Il fucile ruggì e rinculò con forza, illividendogli il braccio. Il petto di Billy la Serpe divenne rosso in un centinaio di punti, e l’impatto lo scaraventò all’indietro. La ringhiera marcia del portico del ponte del Texas cedette alle sue spalle e Billy si schiantò sul ponte sottostante. Impugnando ancora il coltello, tentò di rimettersi in piedi. Annaspò e barcollò in avanti, come un ubriaco. Marsh lo seguì con un salto e ricaricò il fucile. Billy la Serpe afferrò il calcio di una pistola che aveva alla cintura. Marsh gli sparò altri due colpi e lo fece volare via dal ponte di controcoperta. La pistola roteò, libera dalla presa di Billy, e Abner Marsh sentì l’orribile essere schiantarsi su qualcosa, di sotto. Andò a sbirciare dal castelletto. Billy giaceva a faccia in giù, contorto in una posizione innaturale, una macchia rossa sotto di lui. Impugnava ancora il suo dannato coltello, ma non sembrava potesse fare ancora danni con esso. Abner Marsh grugnì, prese due cartucce nuove dalla tasca e si voltò indietro a guardare il ponte del Texas.

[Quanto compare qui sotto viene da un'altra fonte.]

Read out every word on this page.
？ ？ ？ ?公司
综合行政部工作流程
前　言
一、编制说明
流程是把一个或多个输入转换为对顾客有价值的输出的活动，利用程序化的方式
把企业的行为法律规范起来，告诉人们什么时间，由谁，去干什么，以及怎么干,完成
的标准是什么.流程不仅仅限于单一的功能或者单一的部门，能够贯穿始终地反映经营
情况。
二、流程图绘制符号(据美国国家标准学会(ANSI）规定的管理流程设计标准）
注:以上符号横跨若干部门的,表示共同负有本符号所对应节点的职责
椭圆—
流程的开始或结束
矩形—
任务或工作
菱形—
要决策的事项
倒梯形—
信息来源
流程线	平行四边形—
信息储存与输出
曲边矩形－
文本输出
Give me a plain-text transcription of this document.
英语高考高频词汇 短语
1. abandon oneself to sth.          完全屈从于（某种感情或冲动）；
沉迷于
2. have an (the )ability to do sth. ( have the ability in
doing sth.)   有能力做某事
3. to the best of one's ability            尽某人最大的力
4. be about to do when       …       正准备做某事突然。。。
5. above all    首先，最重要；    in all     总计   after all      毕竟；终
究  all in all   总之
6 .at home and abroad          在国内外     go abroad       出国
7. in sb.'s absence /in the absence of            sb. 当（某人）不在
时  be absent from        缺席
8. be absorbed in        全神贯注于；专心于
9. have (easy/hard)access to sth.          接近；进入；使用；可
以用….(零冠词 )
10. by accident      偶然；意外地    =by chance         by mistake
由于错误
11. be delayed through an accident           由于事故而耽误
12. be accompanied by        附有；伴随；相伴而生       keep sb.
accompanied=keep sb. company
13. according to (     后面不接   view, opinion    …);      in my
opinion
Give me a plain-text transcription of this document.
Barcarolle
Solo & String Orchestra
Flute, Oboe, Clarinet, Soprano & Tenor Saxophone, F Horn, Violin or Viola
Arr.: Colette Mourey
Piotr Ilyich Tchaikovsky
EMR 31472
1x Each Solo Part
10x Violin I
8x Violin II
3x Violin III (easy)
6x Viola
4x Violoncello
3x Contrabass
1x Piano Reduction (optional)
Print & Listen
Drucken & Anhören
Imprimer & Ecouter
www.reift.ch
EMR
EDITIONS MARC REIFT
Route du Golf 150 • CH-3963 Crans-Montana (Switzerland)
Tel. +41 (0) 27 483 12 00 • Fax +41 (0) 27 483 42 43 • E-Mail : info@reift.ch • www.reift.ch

La porta della cabina del capitano era completamente aperta e Damon Julian era uscito sul portico del Texas per affrontare Joshua, un pallido essere malvagio vestito in nero e con occhi invitanti. Joshua York se ne stava immobile, come un uomo in trance. Marsh costrinse i suoi occhi ad abbassarsi per guardare il fucile e le cartucce che aveva in mano. Fa’ finta che non sia lì, si disse. Sei al sole, non può farti nulla, non guardarlo, ricarica, ricarica il fucile e sparagli entrambi i dannatissimi colpi in pieno viso mentre Joshua lo tiene immobile. La mano gli tremava. Si sforzò di tenerla ferma e infilò una cartuccia. E Damon Julian rise. Al suono di quella risata, Marsh alzò lo sguardo, nonostante tutto quello che aveva pensato, con la seconda cartuccia ancora tra le dita. Julian aveva come una musica nella risata, un calore, del buon umore, che rendeva difficile aver paura di lui, difficile ricordare quel che era e le cose che poteva fare. Joshua era caduto in ginocchio. Marsh bestemmiò e fece tre passi impetuosi in avanti e Julian si voltò, ancora sorridente e iniziò ad avvicinarsi a lui. O tentò di farlo. Julian volteggiò sul ponte di comando, passando dal portico rovinato, ma Joshua lo vide, si alzò e lo seguì, afferrando Julian da dietro. Per un attimo, lottarono corpo a corpo sul ponte. Poi Marsh udì Joshua gridare di dolore, distolse lo sguardo, infilò il secondo proiettile nella canna e chiuse il fucile. Guardò di nuovo in alto e vide Julian avvicinarsi, con il viso pallido che incombeva su di lui e i denti che luccicavano, quei terribili denti. Il dito si strinse convulsamente sul grilletto, prima che avesse puntato il dannato fucile, e il colpo andò a vuoto. Il rinculo mandò a gambe all’aria Marsh e questo fu ciò che probabilmente gli salvò la vita. Julian lo mancò, roteò su se stesso… ed esitò quando vide Joshua rialzarsi, mentre quattro lunghe tracce sanguinanti gli scendevano sulla guancia sinistra.

«Guardami, Julian,» lo invitò dolcemente Joshua. «Guardami.»